What I did not include in that post was this: at some point during his training to command a ship, Sylvia used the Murray connection to arrange a transfer for her son. She wanted him moved from naval studies over the medical corps. A U.S. Senator’s office could make that kind of thing happen. One day he was called in to the Commanding Officer’s quarters. The first question put to my dad, “who do you know.” My dad did not know how to respond. The C.O. offered him the chance switch tracks. Dad refused.
My dad told me this story a few weeks before he passed. He choked up telling it. He said it was his mom behind it. Sylvia—who had buried a marriage, bought a business with inheritance money, and maintained a connection to a United States Senator who had once come to Michigan to shake down her father’s family—had tried to keep her son out of harm’s way.
He didn’t take the transfer. That was the kind of man he was. But she made the call. That was the kind of woman she was.
The Long Shadow
Senator James E. Murray cast a long shadow. I teased this line at the end of the last post, and I meant it in more ways than one.
His shadow falls across the Employment Act of 1946 and the Medicare Amendment to the Social Security Act. It falls across the legislative history of the New Deal and the postwar labor movement. It falls, for the handful of people who read peer-reviewed journals about mid-century Senate procedure, across the story of how FDR blended executive and legislative power to advance the Second Bill of Rights.
But in my family, the shadow is more personal. It falls across a $50,000 settlement and a restaurant in Davison, Michigan. It falls across a phone call to a C.O. of officer training and a son who refused the favor his mother arranged. It falls across the visits—the ones I cannot explain—where the man who took the money and the family he took it from sat down together and let the bygones be bygones.
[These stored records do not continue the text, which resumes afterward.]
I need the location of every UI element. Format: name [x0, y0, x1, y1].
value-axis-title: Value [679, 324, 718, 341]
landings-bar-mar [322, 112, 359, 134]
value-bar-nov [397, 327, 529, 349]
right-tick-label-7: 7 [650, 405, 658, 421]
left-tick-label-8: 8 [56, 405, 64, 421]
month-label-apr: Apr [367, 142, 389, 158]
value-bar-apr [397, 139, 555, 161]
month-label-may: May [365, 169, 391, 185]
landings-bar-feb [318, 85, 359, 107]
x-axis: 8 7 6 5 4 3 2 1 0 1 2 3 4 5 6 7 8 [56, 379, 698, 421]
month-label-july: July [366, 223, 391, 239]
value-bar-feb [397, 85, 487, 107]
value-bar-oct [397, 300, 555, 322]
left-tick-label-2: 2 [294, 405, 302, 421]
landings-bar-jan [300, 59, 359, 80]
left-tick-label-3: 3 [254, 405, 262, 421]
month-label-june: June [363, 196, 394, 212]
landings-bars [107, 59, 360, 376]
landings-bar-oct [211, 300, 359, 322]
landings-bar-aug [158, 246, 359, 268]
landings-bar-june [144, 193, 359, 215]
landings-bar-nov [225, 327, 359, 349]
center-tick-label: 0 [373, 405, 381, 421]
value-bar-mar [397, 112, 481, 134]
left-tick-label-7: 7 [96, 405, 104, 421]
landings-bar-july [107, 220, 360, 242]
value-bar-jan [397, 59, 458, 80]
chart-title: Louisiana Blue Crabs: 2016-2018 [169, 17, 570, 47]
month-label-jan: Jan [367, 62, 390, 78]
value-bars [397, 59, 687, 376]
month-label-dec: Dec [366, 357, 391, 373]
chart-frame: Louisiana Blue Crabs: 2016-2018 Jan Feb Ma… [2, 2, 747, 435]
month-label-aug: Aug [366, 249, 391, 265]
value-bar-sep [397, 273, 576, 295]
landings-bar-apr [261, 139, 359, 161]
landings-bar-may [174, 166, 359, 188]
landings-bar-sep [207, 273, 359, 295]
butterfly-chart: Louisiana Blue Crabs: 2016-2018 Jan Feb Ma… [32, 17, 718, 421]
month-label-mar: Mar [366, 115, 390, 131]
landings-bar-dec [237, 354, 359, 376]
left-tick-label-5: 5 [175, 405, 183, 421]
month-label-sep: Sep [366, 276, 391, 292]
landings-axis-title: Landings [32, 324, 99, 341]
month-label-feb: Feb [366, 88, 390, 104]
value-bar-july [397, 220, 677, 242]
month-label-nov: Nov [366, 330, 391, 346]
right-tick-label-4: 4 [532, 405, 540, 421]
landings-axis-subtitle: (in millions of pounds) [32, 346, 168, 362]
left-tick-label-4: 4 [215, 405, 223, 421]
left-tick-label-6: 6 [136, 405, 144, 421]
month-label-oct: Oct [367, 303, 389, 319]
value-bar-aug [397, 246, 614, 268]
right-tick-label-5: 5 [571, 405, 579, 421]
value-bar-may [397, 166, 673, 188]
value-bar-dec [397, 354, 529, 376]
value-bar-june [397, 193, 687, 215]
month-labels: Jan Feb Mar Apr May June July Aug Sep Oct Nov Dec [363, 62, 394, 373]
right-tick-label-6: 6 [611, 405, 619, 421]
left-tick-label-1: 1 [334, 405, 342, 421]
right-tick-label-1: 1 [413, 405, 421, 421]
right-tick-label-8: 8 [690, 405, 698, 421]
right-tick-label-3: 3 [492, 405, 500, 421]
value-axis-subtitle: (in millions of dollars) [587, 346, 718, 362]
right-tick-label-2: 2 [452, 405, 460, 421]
Murray’s vast fortune, the equivalent of $3 billion in today’s economy, has splintered and dissipated. My branch got $50,000 and a tough bird with a long memory. His branch got the Senate. My great-grandfather took the fight to the Supreme Court and lost. Then, somehow, the connection between the two branches was never severed. That is an inheritance for which I am grateful.
P.S. I am a second great-grandnephew of James A. Murray and a first cousin, three generations removed, of Senator James E. Murray. I wrote a book about the uncle and two peer-reviewed articles involving the nephew. At a reunion with Senator Murray’s direct descendants at Butte’s St. Patrick’s Day parade, nobody mentioned the stock certificates. Some shadows are better left where they fall.